I was asked by a friend of mine Mark Fowler, the following question:
"You use software as a service. In particular, you use service providers who provide email, blog hosting, and instant messaging. However, for all three of these you choose service providers with zero portability"
Good question; so why do I?
When I talk about the XaaS field and the need for portability between providers, I'm normally talking from the perspective of a business.
I agree that the personal services I use are not very portable and I could have set things up differently. However I suspect that most users don't even have a choice and just accept the risk that at some point in the future all their data may be lost.
Why? Well, in order have portability you need to know a small amount about networks and the terminology used. Unfortunately, to many novice users:
- DNS sounds like the name of a governmental department.
- CNAME and NS Records are probably something to do with healthcare.
- MX is a type of car.
- IP address sounds like some sort of public speech.
The language and terminology used create an artificial barrier to achieving a task. Whilst most of the concepts behind network administration, software engineering, IT architecture and databases are simple, we often dress them up in obscure terminology, poor documentation and unfriendly user interfaces.

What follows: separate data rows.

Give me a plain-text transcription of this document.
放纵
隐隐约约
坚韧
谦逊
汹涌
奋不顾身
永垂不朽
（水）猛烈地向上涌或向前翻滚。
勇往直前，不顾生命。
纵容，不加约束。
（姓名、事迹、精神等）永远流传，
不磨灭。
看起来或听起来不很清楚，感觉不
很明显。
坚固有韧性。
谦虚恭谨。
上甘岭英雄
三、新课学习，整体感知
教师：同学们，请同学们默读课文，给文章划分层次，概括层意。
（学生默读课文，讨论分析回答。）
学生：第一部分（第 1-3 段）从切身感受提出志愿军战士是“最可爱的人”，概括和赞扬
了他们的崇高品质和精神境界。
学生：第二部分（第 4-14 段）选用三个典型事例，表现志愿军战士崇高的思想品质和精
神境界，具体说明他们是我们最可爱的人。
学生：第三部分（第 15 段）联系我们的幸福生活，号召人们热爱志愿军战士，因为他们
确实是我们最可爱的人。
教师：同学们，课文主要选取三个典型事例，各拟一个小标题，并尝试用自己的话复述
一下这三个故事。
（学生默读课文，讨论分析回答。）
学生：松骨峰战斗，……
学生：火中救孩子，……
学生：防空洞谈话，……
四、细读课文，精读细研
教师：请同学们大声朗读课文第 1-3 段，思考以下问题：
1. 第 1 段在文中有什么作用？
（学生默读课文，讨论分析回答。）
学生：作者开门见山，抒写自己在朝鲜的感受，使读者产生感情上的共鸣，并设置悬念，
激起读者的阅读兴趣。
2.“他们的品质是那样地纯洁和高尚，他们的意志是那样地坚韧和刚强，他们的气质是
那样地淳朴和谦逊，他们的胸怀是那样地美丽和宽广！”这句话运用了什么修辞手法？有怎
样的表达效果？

Common arguments for doing this include:-
- by the time you learn the terminology you'll know enough not to cause any harm.
- well written code doesn't need documentation.
- what do you mean you don't know what a subquery is?
- int *ptr = malloc(50 * sizeof (int));
- I understand it.
- I don't like writing documentation.
Compare the sequential and ordered world of most computer programs to the complex biological systems of your average eukaryotic cell, let alone a nematode. Explaining gene expression to someone unfamiliar with the concepts is a fairly demanding task as it is complex and the processes are barely understood. DNS is only complex because we make it so.
There is a pattern here though.
At one point electricity was a completely novel and new field. To explain how to use it to, say, "boil water for a cup of tea" would have been a conceptually demanding activity. Today you can solve this problem with the instruction "plug a kettle in", and without having to mention impedance, inductance, conduction or discuss generator design. Power generation is a much more defined field than it once was and it is more amenable to use.
Many inventions and discoveries make this transition from uncertain and new to standard and commonplace. However, it is during that transition that we often find an awkward phase where the field is shrouded in arcane obscurity and the proponents of it are the proverbial rock stars of their time (cf. electrical engineers, railway men, shipwrights, aviators, leech farmers ... ).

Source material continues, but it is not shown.